Frequently asked questions

Does Starch actually know my real Google Calendar availability, or do I have to keep some separate schedule updated?
Starch connects directly to Google Calendar via scheduled sync — it reads your existing events and blocks time on your booking page accordingly. If you put a 'Production Day — No Calls' block on your calendar, it shows as unavailable. You manage one calendar, not two.
I use Riverside for recording. Does Starch integrate with it?
Riverside doesn't have a scheduled-sync connection, but you can paste any Riverside recording URL into Meeting Notes and it will transcribe and summarize the conversation. If Riverside is web-accessible and you want to automate pulling recordings, Starch can automate that through your browser — no Riverside API required.
My guest is in Japan and books a slot — will they see times in their timezone, or do I have to do the conversion myself?
Your booking page displays available slots in the visitor's local timezone automatically, based on their browser settings. You set your hours in your timezone once; guests always see local times. The calendar invite that gets created shows both timezones.

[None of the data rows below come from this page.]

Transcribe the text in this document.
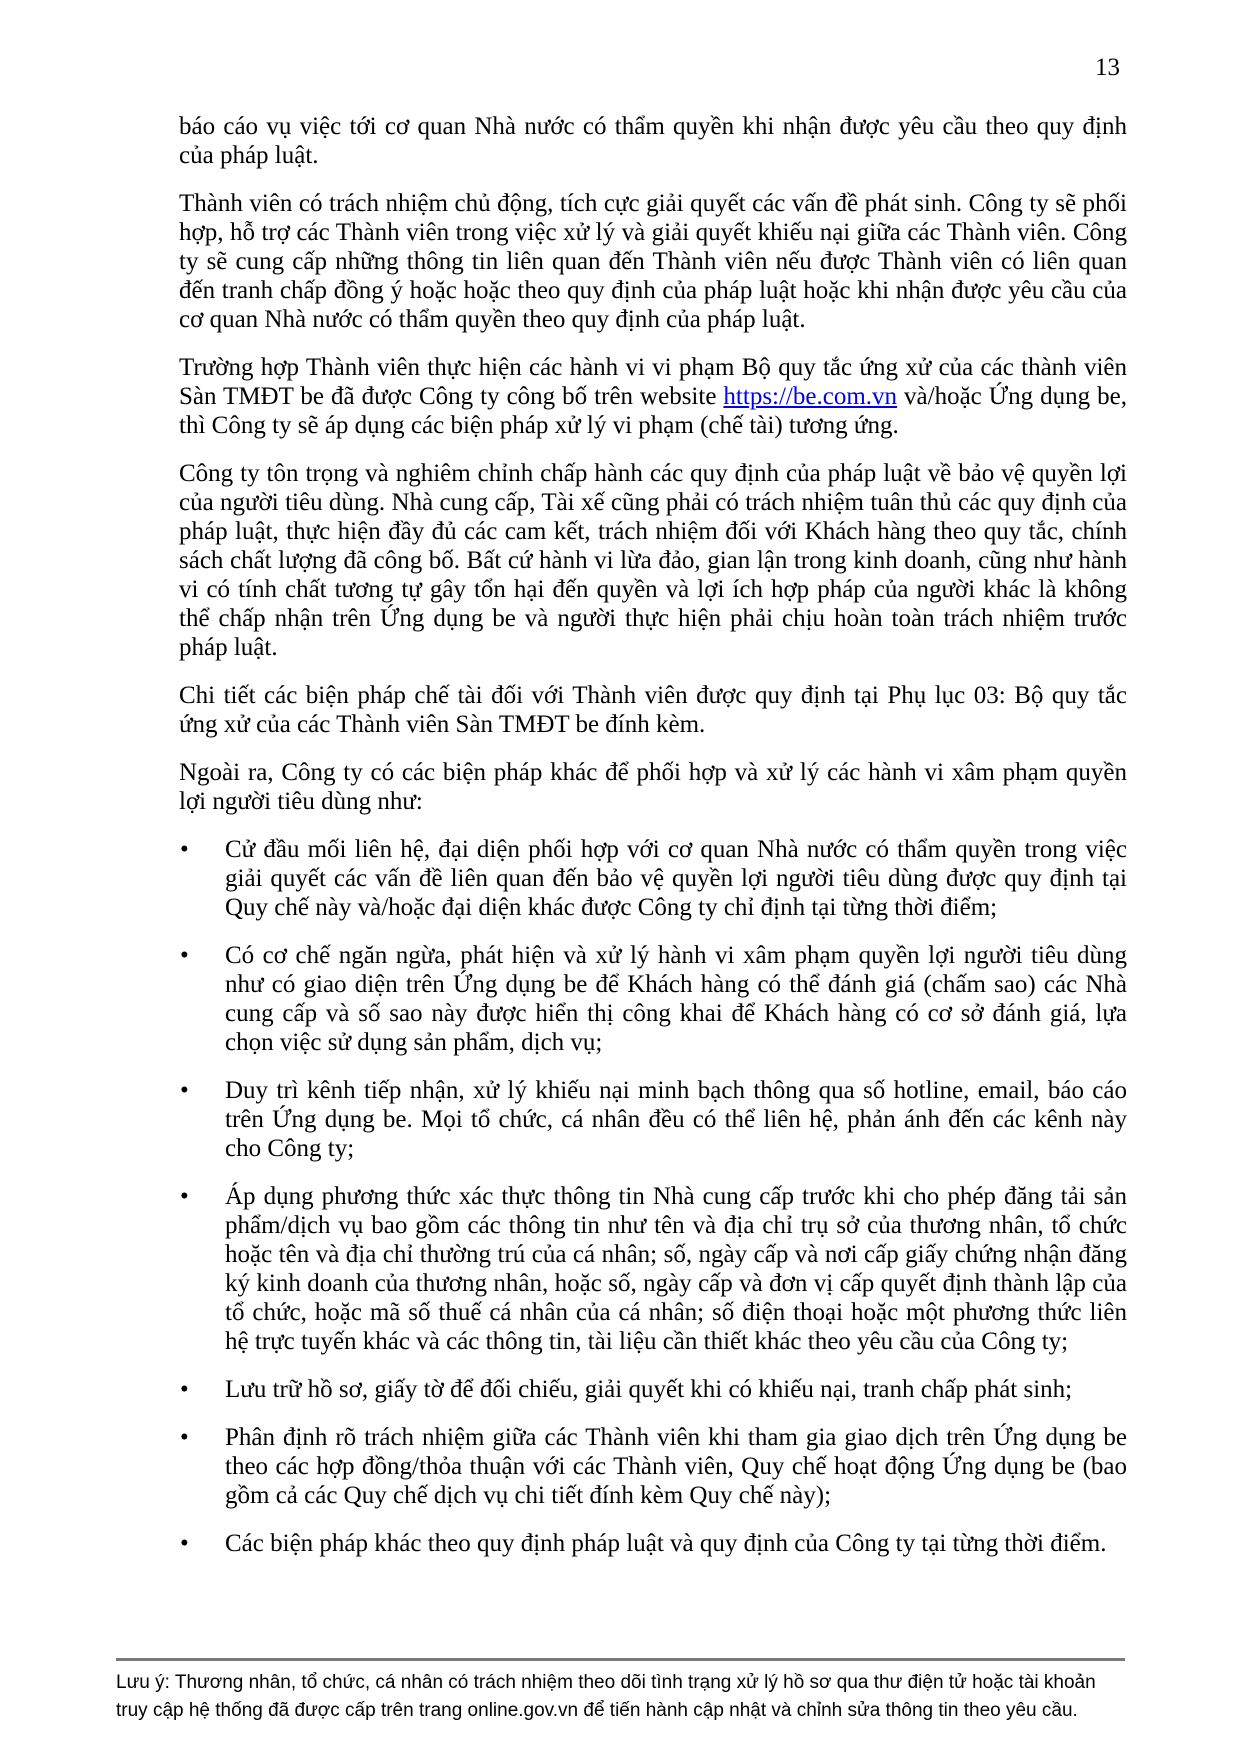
13

báo cáo vụ việc tới cơ quan Nhà nước có thẩm quyền khi nhận được yêu cầu theo quy định của pháp luật.

Thành viên có trách nhiệm chủ động, tích cực giải quyết các vấn đề phát sinh. Công ty sẽ phối hợp, hỗ trợ các Thành viên trong việc xử lý và giải quyết khiếu nại giữa các Thành viên. Công ty sẽ cung cấp những thông tin liên quan đến Thành viên nếu được Thành viên có liên quan đến tranh chấp đồng ý hoặc hoặc theo quy định của pháp luật hoặc khi nhận được yêu cầu của cơ quan Nhà nước có thẩm quyền theo quy định của pháp luật.

Trường hợp Thành viên thực hiện các hành vi vi phạm Bộ quy tắc ứng xử của các thành viên Sàn TMĐT be đã được Công ty công bố trên website https://be.com.vn và/hoặc Ứng dụng be, thì Công ty sẽ áp dụng các biện pháp xử lý vi phạm (chế tài) tương ứng.

Công ty tôn trọng và nghiêm chỉnh chấp hành các quy định của pháp luật về bảo vệ quyền lợi của người tiêu dùng. Nhà cung cấp, Tài xế cũng phải có trách nhiệm tuân thủ các quy định của pháp luật, thực hiện đầy đủ các cam kết, trách nhiệm đối với Khách hàng theo quy tắc, chính sách chất lượng đã công bố. Bất cứ hành vi lừa đảo, gian lận trong kinh doanh, cũng như hành vi có tính chất tương tự gây tổn hại đến quyền và lợi ích hợp pháp của người khác là không thể chấp nhận trên Ứng dụng be và người thực hiện phải chịu hoàn toàn trách nhiệm trước pháp luật.

Chi tiết các biện pháp chế tài đối với Thành viên được quy định tại Phụ lục 03: Bộ quy tắc ứng xử của các Thành viên Sàn TMĐT be đính kèm.

Ngoài ra, Công ty có các biện pháp khác để phối hợp và xử lý các hành vi xâm phạm quyền lợi người tiêu dùng như:

• Cử đầu mối liên hệ, đại diện phối hợp với cơ quan Nhà nước có thẩm quyền trong việc giải quyết các vấn đề liên quan đến bảo vệ quyền lợi người tiêu dùng được quy định tại Quy chế này và/hoặc đại diện khác được Công ty chỉ định tại từng thời điểm;
• Có cơ chế ngăn ngừa, phát hiện và xử lý hành vi xâm phạm quyền lợi người tiêu dùng như có giao diện trên Ứng dụng be để Khách hàng có thể đánh giá (chấm sao) các Nhà cung cấp và số sao này được hiển thị công khai để Khách hàng có cơ sở đánh giá, lựa chọn việc sử dụng sản phẩm, dịch vụ;
• Duy trì kênh tiếp nhận, xử lý khiếu nại minh bạch thông qua số hotline, email, báo cáo trên Ứng dụng be. Mọi tổ chức, cá nhân đều có thể liên hệ, phản ánh đến các kênh này cho Công ty;
• Áp dụng phương thức xác thực thông tin Nhà cung cấp trước khi cho phép đăng tải sản phẩm/dịch vụ bao gồm các thông tin như tên và địa chỉ trụ sở của thương nhân, tổ chức hoặc tên và địa chỉ thường trú của cá nhân; số, ngày cấp và nơi cấp giấy chứng nhận đăng ký kinh doanh của thương nhân, hoặc số, ngày cấp và đơn vị cấp quyết định thành lập của tổ chức, hoặc mã số thuế cá nhân của cá nhân; số điện thoại hoặc một phương thức liên hệ trực tuyến khác và các thông tin, tài liệu cần thiết khác theo yêu cầu của Công ty;
• Lưu trữ hồ sơ, giấy tờ để đối chiếu, giải quyết khi có khiếu nại, tranh chấp phát sinh;
• Phân định rõ trách nhiệm giữa các Thành viên khi tham gia giao dịch trên Ứng dụng be theo các hợp đồng/thỏa thuận với các Thành viên, Quy chế hoạt động Ứng dụng be (bao gồm cả các Quy chế dịch vụ chi tiết đính kèm Quy chế này);
• Các biện pháp khác theo quy định pháp luật và quy định của Công ty tại từng thời điểm.

Lưu ý: Thương nhân, tổ chức, cá nhân có trách nhiệm theo dõi tình trạng xử lý hồ sơ qua thư điện tử hoặc tài khoản truy cập hệ thống đã được cấp trên trang online.gov.vn để tiến hành cập nhật và chỉnh sửa thông tin theo yêu cầu.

I use ConvertKit for my newsletter. Can Starch pull subscriber or sponsor data from there?
ConvertKit is reachable from Starch's integration catalog — the agent queries it live when your app needs that data. You can build a dashboard or automation that pulls ConvertKit metrics alongside your scheduling and sponsor tracking in one place.
Is Starch SOC 2 certified? My podcast deal with a larger media company asks about data security.
Starch is not SOC 2 Type II certified today. If your partnership agreement requires a SOC 2 report, that's an honest limitation to flag. For most solo media operators, this isn't a blocker — but it's worth knowing upfront.
What happens if I already have Calendly set up with a bunch of existing meeting types?
You can connect Calendly from Starch's integration catalog and query your existing booking data live. The Starch Scheduling app gives you a parallel or replacement booking page — you can run both while you migrate, or use Calendly's existing links and just add Starch's inbox automation and meeting notes on top without changing your booking flow at all.
Can Meeting Notes pull action items from a sponsor call and put them somewhere I'll actually see them?
Yes — when you set up Meeting Notes, you tell it in plain language what to extract and where to surface it. For example: 'After every meeting tagged sponsor, extract any deliverables or rates mentioned and add them to my sponsor commitments log.' You can have that log live in a Starch app, or connect Notion from Starch's integration catalog and write it there.